OP here. I’m very into. I’m in love with him but I’m also not going to stay in a relationship that never turns into anything else. I know many women who have stayed with the idea that they would eventually get married and it never happened. I was upfront many times that I’m looking for marriage.
Anonymous
If you love him and he was already looking at rings, you would be stupid to let him go. He already says he is going to propose. I do not think you make any sense. I do not think you should have broken up. You have barely been dating a year. Agree when you want to get engaged. It does not have to be today. If you are not ok with that, honestly I do not think marriage is going to go well for you—to anyone.
Anonymous
Anonymous wrote:Wait! Smoke.him.out. then say “Yes!”


+1. When he asks you to come back it will be as his wife. Hold steady.
Anonymous
Why not just get married? My DH and I dated on and off for years, broke up and when we got back together for the last time just agfeeent and got married. You know when your both on the same page and if your older you don’t need a diamond to show it.
Anonymous
Anonymous wrote:Why not just get married? My DH and I dated on and off for years, broke up and when we got back together for the last time just agfeeent and got married. You know when your both on the same page and if your older you don’t need a diamond to show it.


I should add we’ve been happily married for over 20 yrs, successful kids. Don’t let formality get in the way. If you both want marriage the proposal, ring etc will mean nothing g
Anonymous
Anonymous wrote:
Anonymous wrote:What other things has he done besides not buying a ring that indicate he doesn’t want a commitment? If it’s just the ring, give him another shot, but if there’s more than that, move on.

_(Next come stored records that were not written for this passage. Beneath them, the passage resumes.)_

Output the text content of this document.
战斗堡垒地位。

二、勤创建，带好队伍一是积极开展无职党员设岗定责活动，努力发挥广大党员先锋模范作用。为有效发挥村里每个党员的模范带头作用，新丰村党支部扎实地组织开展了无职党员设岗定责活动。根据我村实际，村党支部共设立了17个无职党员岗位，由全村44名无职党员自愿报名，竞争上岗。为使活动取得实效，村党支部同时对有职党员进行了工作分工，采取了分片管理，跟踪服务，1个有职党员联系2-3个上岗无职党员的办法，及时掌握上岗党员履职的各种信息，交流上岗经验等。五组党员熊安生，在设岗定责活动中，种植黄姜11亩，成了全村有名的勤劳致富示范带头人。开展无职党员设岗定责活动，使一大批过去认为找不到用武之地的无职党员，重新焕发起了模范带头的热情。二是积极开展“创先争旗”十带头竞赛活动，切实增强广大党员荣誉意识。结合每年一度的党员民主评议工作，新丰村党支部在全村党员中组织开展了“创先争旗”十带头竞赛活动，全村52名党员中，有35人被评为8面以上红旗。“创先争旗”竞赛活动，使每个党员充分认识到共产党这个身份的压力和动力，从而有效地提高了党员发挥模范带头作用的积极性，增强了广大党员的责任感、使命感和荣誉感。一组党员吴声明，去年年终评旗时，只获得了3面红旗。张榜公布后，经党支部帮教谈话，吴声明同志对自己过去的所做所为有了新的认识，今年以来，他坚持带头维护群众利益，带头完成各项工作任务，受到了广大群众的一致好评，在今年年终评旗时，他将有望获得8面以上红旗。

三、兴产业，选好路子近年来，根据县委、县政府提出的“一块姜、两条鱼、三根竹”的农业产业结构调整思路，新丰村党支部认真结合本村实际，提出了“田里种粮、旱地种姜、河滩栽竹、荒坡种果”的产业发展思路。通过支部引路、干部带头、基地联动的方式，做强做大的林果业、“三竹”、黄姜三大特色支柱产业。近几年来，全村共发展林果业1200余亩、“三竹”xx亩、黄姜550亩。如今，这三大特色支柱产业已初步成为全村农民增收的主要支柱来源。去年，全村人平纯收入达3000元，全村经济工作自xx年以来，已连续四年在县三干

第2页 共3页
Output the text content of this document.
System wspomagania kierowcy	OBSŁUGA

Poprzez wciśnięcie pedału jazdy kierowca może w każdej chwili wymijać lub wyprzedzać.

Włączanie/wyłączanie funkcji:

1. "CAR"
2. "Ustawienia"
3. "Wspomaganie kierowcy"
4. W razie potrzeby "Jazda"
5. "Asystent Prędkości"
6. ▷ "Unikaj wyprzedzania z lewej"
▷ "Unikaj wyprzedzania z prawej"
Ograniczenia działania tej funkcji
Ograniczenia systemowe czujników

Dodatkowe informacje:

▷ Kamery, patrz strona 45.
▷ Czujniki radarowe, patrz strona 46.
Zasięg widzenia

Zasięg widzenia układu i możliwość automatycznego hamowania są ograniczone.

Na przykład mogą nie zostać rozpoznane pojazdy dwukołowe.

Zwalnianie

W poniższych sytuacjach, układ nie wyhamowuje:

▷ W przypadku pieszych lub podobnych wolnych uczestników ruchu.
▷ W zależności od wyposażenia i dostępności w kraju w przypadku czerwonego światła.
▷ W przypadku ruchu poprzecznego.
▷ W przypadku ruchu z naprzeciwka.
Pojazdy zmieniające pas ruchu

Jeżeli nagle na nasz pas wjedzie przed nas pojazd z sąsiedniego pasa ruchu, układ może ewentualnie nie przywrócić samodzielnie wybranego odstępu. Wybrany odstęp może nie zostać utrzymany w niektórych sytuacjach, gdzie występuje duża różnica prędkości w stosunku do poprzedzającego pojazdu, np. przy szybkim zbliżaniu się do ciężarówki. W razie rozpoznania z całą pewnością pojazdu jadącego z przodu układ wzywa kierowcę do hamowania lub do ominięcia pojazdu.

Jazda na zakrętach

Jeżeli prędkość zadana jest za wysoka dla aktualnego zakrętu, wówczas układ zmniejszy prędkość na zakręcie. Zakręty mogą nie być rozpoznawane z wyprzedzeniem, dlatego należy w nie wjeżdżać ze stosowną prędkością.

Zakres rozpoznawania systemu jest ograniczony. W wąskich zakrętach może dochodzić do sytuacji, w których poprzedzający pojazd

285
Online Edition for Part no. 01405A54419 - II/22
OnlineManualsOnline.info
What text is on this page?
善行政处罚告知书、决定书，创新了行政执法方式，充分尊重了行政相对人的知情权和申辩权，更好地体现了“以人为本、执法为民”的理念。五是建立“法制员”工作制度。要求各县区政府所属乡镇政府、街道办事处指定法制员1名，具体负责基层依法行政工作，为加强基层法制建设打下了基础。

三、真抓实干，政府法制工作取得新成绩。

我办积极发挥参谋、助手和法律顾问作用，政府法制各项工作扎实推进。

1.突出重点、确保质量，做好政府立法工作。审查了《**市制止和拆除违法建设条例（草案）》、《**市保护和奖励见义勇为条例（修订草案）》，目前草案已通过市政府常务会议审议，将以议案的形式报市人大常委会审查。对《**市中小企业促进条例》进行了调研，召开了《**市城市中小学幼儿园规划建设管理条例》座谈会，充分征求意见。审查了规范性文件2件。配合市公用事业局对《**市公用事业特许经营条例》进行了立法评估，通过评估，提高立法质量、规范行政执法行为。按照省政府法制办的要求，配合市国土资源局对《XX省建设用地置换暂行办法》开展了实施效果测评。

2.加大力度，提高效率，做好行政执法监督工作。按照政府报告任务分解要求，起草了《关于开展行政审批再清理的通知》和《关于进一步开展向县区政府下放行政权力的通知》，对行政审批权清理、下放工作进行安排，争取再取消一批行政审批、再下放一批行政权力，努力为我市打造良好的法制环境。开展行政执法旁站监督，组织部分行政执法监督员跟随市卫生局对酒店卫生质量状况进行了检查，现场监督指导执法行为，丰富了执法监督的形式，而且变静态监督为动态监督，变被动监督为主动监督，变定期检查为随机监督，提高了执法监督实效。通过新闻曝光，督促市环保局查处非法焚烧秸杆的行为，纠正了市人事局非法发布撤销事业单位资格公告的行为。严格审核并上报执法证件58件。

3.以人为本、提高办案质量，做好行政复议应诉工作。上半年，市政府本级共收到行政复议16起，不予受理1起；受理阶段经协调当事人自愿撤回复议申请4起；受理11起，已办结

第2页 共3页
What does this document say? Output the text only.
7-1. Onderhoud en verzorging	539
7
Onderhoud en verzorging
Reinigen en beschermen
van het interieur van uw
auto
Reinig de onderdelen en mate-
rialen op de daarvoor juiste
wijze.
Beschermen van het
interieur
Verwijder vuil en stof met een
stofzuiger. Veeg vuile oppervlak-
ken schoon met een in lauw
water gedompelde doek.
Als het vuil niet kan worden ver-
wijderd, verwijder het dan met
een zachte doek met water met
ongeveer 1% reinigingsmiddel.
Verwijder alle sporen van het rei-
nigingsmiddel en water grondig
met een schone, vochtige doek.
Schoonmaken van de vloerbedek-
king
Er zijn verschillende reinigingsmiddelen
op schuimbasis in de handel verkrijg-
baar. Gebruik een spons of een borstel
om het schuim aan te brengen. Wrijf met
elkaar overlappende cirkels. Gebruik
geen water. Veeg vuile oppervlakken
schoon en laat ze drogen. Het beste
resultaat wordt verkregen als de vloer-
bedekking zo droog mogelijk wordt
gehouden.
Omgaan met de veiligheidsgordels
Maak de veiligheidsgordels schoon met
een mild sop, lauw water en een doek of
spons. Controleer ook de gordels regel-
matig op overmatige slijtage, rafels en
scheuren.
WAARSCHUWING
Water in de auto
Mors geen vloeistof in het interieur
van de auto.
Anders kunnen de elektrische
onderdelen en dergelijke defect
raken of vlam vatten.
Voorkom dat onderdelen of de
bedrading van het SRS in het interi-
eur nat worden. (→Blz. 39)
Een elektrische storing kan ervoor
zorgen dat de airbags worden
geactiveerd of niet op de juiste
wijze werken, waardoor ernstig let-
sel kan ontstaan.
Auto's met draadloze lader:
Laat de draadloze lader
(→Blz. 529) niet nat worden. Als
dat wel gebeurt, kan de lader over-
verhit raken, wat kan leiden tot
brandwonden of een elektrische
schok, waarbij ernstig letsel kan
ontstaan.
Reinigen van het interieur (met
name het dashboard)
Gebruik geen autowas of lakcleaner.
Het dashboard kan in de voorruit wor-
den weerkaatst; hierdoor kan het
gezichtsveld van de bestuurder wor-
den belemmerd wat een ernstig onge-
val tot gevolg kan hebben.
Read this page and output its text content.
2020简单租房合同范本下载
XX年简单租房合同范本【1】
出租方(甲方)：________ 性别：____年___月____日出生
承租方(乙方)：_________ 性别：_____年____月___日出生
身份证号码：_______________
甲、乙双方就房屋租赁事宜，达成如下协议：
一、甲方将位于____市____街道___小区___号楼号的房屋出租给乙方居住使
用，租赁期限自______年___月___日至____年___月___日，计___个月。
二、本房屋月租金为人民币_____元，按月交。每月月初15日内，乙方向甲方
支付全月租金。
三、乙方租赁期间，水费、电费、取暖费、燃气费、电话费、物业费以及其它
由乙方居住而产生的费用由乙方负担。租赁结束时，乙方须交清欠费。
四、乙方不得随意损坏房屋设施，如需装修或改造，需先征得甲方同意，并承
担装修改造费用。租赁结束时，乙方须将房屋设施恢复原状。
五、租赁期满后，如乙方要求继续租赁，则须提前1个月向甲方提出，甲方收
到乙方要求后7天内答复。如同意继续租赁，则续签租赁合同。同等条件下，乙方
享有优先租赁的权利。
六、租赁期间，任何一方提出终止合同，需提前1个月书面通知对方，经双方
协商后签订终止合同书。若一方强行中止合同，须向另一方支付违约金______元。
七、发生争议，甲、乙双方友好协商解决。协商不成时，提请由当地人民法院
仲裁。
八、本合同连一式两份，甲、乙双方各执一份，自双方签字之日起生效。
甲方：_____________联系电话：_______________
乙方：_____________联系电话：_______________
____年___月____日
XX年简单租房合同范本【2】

I wouldn’t accept him back just because of COVId like Pp suggested. COVID is temporary, but who you marry will impact your life forever. It’s fine to date right now.


OP here. Nothing besides that. He has been great. We have had at least a dozen talks about getting married and nothing has happened. I started to feel like I was in a relationship that would never turn into marriage.


So it sounds like you guys may be miscommunicated? He’s been ring shopping. Do you not believe him when he says that? Don’t move in together unless he proposes. Give him another month or so of dating and see if he produces a ring.